Para atendimento dos presos doentes, há 4.337 técnicos em enfermagem e enfermeiros e 1.023 clínicos gerais e de outras especialidades nas unidades prisionais. É como se cada médico fosse responsável pelo atendimento de 818 pessoas.
Segundo a especialista, há três desafios que o ministério deverá contornar para reduzir as doenças transmissíveis nas prisões: espaço físico inadequado e incompatível com as atividades médicas; distribuição inadequada de enfermeiros e técnicos; e falta de equipamento técnico, materiais e medicamentos.
Além de detentos, o governo vai priorizar pessoas em situação de rua, pacientes portadores de HIV, imigrantes e comunidades indígenas. Junto às transmissões citadas, o comitê tem o objetivo de excluir como problema de saúde pública as doenças de Chagas, malária, hepatites virais, tracoma, filariose, esquistossomose, oncocercose e geo-helmintíases.
Para tuberculose e o HIV, a meta é alcançar menos de 10 casos por 100 mil habitantes até 2035, e reduzir o número de mortes em 95%. E para a hanseníase, o grupo de trabalho focará em planos para interromper a transmissão em 99% dos municípios, eliminá-la em 75% das cidades e reduzir em 30% o número de novos casos.
A pasta estima que, atualmente, um milhão de pessoas vivem com HIV no Brasil, sendo que, destas, 900 mil conhecem seu diagnóstico. Já a tuberculose aumentou 4,9% no país em 2022 em comparação ao ano anterior, com cerca de 78 mil casos.
— Não é possível pensar o Ministério da Saúde sem abrir essa grande angular, para que nela possa caber um país com tantas desigualdades, mas também com tantas potências, como é o Brasil. Esse comitê busca reduzir as desigualdades, para que tenhamos, efetivamente, saúde para todos — disse a ministra da Saúde, Nísia Trindade, no lançamento do comitê.
Em média, 14 brasileiros morrem por dia de tuberculose, que registrou recorde de óbitos em 2021: 5 mil.
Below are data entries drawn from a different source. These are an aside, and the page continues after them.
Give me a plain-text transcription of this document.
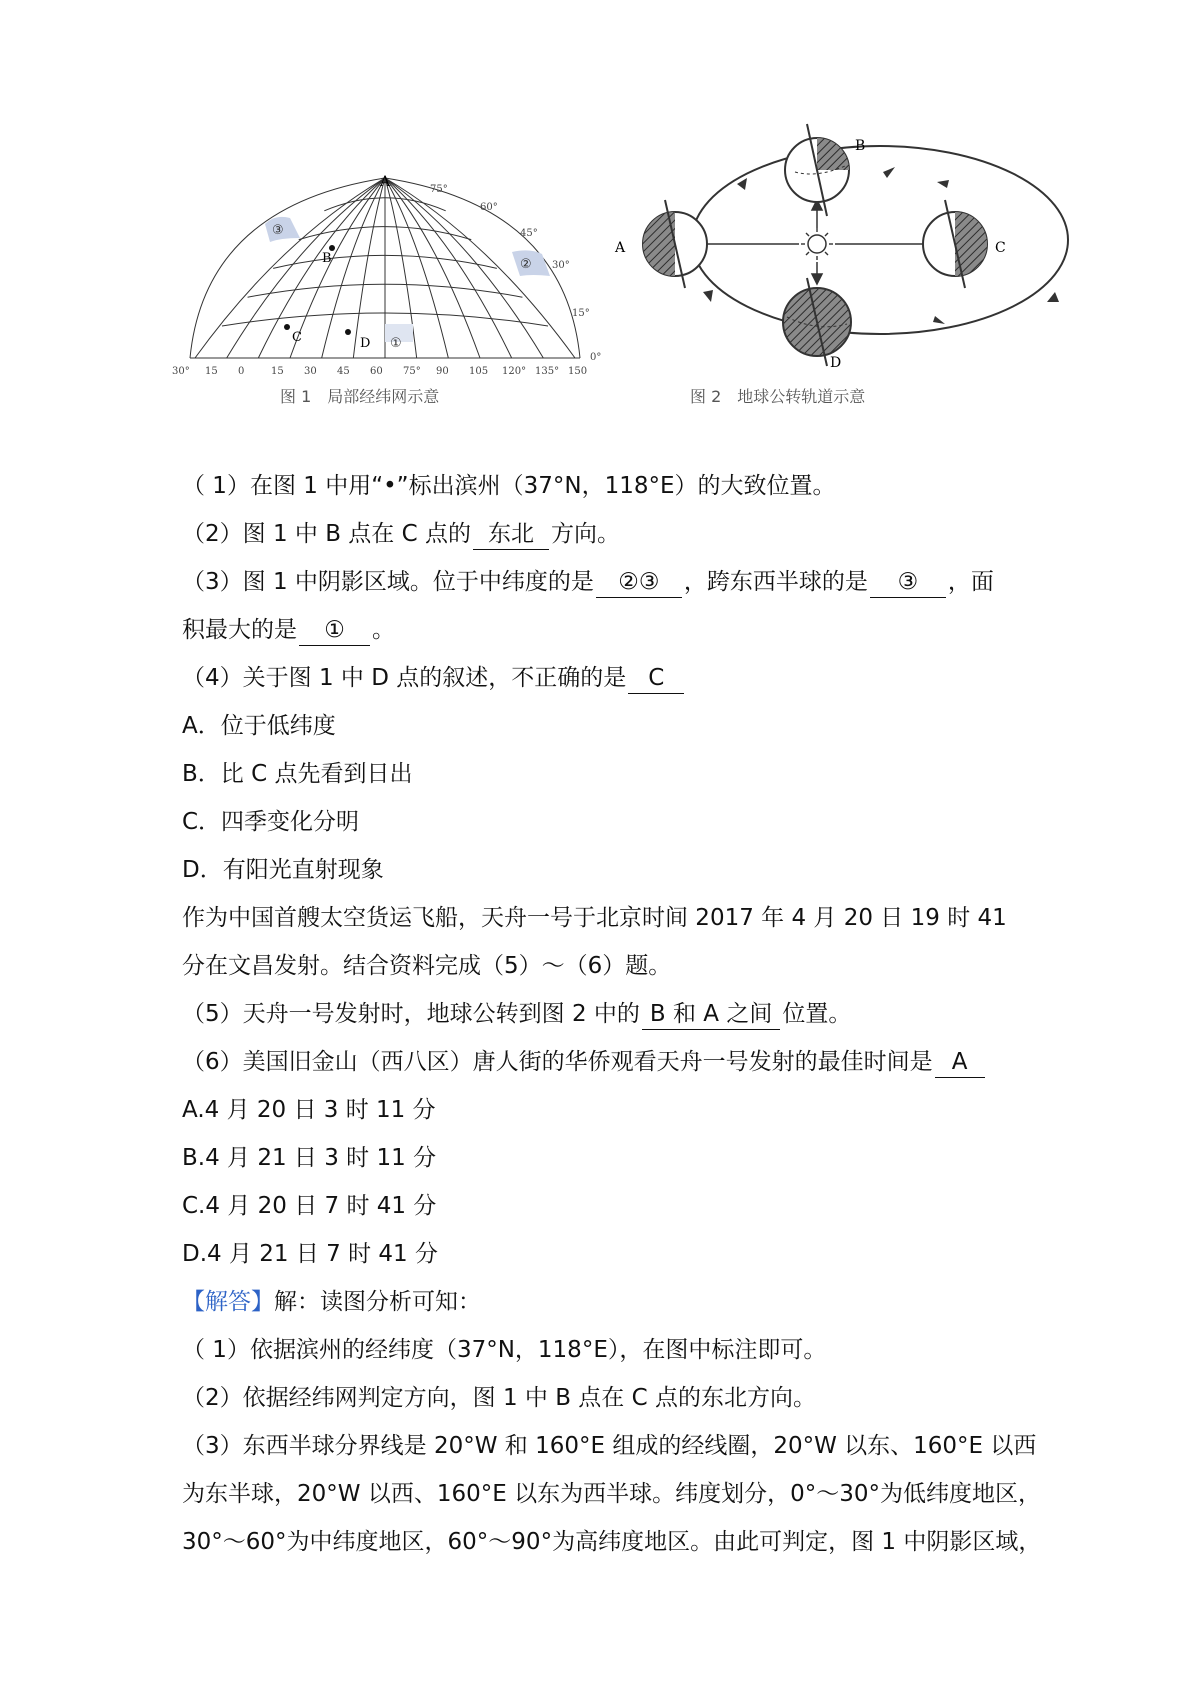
A	75°
60°
45°
30°
15°
0°
30° 15 0	15 30 45 60 75° 90 105 120° 135° 150
B
C	D
③
②
①
图 1　局部经纬网示意
A
B
C
D
图 2　地球公转轨道示意
（ 1）在图 1 中用“•”标出滨州（37°N，118°E）的大致位置。
（2）图 1 中 B 点在 C 点的 东北 方向。
（3）图 1 中阴影区域。位于中纬度的是 ②③ ，跨东西半球的是 ③ ，面
积最大的是 ① 。
（4）关于图 1 中 D 点的叙述，不正确的是 C
A．位于低纬度
B．比 C 点先看到日出
C．四季变化分明
D．有阳光直射现象
作为中国首艘太空货运飞船，天舟一号于北京时间 2017 年 4 月 20 日 19 时 41
分在文昌发射。结合资料完成（5）～（6）题。
（5）天舟一号发射时，地球公转到图 2 中的 B 和 A 之间 位置。
（6）美国旧金山（西八区）唐人街的华侨观看天舟一号发射的最佳时间是 A
A.4 月 20 日 3 时 11 分
B.4 月 21 日 3 时 11 分
C.4 月 20 日 7 时 41 分
D.4 月 21 日 7 时 41 分
【解答】解：读图分析可知：
（ 1）依据滨州的经纬度（37°N，118°E），在图中标注即可。
（2）依据经纬网判定方向，图 1 中 B 点在 C 点的东北方向。
（3）东西半球分界线是 20°W 和 160°E 组成的经线圈，20°W 以东、160°E 以西
为东半球，20°W 以西、160°E 以东为西半球。纬度划分，0°～30°为低纬度地区，
30°～60°为中纬度地区，60°～90°为高纬度地区。由此可判定，图 1 中阴影区域，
Em 2022, cerca de 78 mil pessoas adoeceram por tuberculose no país.
A doença voltou a aumentar após dois anos de relativa queda: de 79 mil registros em 2019, para 70,5 mil, em 2020, e 74,3 mil, em 2021. Nos dez anos anteriores, o índice registrava estabilidade. A maioria dos casos é encontrada em Manaus, Belém, Rio Branco, Recife e Rio.
Em março, ao lançar a campanha nacional de combate à doença, a ministra afirmou que não é “admissível que as pessoas percam a vida por uma doença que tem prevenção, tratamento e cura”.